1886 – Karl Benz submitted a patent for his Benz Patent Motorwagen, a three-wheeler vehicle with a one-cylinder four-stroke gasoline engine. The world’s first patent for a practical internal combustion engine powered automobile. Previous automobiles had been steam-powered.



1895 – Charles Proteus Steinmetz received a patent for a “system of distribution by alternating currents.” His engineering work made a widespread power grid practical.

                                                

1901 – In Brooklyn, Allen B. DuMont was born. He would go on to perfect the cathode ray tube, sell the first practical commercial television and found the first national US TV network to fail. The DuMont network was eventually sold to Fox Television Stations.


1988Tetris Sneaks Into the US
             The computer game Tetris makes its first appearance in the United States as a PC game. The company that released the game was Spectrum Holobyte, which had dubious licensing rights to the game. When companies became interested in licensing Tetris for other platforms besides the PC, a series of events kicked off a long legal battle, in which the big winner was eventually Nintendo, who used the game Tetris to drive sales of its new Game Boy platform.

                                                

1989Phobos II Orbits Mars
             The USSR’s Phobos II enters Martian orbit on its way to the moon Phobos.

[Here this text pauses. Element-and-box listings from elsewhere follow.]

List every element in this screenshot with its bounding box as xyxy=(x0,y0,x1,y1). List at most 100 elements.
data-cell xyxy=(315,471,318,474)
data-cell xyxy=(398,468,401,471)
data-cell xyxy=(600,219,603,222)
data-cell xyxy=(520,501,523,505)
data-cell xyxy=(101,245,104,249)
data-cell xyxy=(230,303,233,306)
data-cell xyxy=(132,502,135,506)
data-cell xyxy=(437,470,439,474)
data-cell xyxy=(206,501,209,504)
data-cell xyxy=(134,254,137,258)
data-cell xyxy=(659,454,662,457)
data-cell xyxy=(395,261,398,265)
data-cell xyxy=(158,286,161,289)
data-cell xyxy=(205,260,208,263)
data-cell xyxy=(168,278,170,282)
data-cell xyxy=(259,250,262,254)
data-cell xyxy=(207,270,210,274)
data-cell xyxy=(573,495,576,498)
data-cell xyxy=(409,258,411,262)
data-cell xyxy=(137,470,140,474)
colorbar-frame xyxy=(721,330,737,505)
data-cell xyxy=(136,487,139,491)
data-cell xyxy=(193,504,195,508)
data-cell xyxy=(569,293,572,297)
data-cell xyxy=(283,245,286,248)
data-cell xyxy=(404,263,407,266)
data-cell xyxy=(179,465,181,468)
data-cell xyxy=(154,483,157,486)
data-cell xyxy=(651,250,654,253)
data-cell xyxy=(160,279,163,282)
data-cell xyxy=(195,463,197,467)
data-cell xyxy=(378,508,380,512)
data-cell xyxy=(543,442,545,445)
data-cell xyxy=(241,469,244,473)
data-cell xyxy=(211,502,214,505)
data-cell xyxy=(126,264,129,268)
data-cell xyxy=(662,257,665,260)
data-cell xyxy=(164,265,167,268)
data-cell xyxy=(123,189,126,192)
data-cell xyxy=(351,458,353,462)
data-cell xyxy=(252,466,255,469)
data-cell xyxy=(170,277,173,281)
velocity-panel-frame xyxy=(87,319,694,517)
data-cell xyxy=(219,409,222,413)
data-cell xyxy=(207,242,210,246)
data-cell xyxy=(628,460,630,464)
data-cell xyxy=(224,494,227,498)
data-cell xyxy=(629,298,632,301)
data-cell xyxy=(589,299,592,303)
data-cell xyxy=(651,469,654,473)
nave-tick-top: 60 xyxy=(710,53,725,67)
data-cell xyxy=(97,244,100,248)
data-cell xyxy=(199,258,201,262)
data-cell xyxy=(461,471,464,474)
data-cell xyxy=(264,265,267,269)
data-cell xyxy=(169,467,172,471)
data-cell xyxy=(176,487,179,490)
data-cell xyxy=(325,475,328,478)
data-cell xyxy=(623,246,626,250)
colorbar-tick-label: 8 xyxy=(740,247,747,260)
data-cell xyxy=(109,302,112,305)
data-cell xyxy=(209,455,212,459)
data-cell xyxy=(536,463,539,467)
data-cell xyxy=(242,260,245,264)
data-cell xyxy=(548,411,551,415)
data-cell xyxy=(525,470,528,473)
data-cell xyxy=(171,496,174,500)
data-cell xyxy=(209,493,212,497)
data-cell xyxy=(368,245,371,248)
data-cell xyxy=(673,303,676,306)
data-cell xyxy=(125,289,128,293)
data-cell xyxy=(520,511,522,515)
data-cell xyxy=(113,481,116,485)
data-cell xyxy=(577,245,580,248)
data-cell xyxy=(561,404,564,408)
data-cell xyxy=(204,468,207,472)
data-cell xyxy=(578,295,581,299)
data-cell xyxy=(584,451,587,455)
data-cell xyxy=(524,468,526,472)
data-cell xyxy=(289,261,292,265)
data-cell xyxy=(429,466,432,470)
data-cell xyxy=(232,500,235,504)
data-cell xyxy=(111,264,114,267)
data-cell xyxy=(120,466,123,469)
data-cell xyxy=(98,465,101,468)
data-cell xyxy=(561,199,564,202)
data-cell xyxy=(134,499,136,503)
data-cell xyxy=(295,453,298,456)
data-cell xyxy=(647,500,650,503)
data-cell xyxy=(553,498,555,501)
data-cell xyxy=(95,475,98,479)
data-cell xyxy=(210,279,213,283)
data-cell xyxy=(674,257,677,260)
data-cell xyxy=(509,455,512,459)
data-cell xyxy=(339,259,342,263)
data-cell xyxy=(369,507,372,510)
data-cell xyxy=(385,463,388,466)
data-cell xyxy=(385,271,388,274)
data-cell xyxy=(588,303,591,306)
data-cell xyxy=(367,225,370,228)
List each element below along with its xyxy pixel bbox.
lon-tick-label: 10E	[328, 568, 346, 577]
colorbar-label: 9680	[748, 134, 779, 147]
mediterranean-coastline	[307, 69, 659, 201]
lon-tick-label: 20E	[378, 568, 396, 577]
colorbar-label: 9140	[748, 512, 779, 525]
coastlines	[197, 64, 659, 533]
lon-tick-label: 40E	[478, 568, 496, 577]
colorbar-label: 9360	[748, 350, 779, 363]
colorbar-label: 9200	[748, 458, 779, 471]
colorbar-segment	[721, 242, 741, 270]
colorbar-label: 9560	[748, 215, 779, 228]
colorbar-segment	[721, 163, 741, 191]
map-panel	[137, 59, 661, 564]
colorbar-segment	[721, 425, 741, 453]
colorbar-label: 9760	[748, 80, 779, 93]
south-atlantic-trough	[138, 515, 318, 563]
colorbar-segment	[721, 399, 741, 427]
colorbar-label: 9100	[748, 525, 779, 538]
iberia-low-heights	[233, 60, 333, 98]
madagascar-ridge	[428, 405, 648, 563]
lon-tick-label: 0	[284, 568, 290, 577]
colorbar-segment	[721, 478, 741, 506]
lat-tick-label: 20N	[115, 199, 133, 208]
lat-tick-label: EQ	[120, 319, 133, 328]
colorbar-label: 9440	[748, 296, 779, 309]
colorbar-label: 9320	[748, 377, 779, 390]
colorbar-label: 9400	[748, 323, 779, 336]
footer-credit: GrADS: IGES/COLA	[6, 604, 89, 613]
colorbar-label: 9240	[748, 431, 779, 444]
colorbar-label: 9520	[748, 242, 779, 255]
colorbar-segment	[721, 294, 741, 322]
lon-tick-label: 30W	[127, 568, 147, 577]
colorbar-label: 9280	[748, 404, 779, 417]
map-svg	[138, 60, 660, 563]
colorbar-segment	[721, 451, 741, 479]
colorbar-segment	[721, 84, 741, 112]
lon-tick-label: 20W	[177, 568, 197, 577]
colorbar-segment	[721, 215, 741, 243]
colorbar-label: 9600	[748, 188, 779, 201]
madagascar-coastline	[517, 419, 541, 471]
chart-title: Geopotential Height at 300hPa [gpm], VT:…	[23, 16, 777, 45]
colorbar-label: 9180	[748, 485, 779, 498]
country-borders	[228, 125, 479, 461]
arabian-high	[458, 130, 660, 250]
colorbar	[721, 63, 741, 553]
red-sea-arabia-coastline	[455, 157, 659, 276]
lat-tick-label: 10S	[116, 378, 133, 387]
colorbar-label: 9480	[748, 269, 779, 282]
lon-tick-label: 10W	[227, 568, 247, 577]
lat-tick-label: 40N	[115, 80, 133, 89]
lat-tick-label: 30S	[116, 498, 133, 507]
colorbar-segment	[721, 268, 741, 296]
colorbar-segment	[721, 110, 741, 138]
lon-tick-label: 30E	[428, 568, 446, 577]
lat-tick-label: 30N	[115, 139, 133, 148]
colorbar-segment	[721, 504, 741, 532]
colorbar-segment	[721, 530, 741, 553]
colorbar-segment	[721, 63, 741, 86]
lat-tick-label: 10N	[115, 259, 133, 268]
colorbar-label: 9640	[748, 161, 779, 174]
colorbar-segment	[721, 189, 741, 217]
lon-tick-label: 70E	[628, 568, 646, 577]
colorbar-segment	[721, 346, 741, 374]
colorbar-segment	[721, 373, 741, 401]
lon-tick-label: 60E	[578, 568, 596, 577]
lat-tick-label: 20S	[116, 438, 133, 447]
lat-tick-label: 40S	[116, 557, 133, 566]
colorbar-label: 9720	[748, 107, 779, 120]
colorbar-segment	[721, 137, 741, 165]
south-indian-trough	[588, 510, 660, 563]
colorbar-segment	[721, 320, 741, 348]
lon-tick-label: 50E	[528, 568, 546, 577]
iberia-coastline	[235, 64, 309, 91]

The spacecraft never completed its mission as it lost contract with the mission control on March 27. Due to some unusual last photos received from Phobos II, speculation arose that it was destroyed by a UFO. Official reports blame the failure on the onboard computer. I wonder if mission control was trying to secure the Martian licensing rights to Tetris.



2004Manufacturer Responds to Report of Poor Security in Electronic Voting Machines
             Diebold Systems responds to a report submitted to the state of Maryland which revealed that their electronic voting machines had software security flaws that could potentially compromise election outcomes. The report, titled Response to: Department of Legislative Services Trusted Agent Report on Diebold AccuVote-TS Voting System, recommended a number of corrective actions to fix security holes after an outside consulting firm successfully hacked into the voting systems under conditions similar to an election environment. Diebold allayed concerns over the flaws in their software and a spokesman stated that. “There is nothing that has not been or can’t be mitigated” in “assuring the utmost security” for the upcoming March and future elections. In an ever more networked and computerized voting infrastructure, security, accuracy and transparency could play a key role in democratic elections.

                                                

2014Google Sells Motorola Mobility
             Google owned Motorola Mobility for only 2 years before deciding to sell it off. They chose to sell to Lenovo for $2.91 billion. A major change in the $12.5 billion acquisition they made in 2011. But of course that was after Google striped the company down a little and sold items like their cable modem division to Arris Group.
The deal was completed on October 30, 2014. In return, Motorola developed the Nexus 6 – Google’s six-inch smartphone that debuted in November 2014.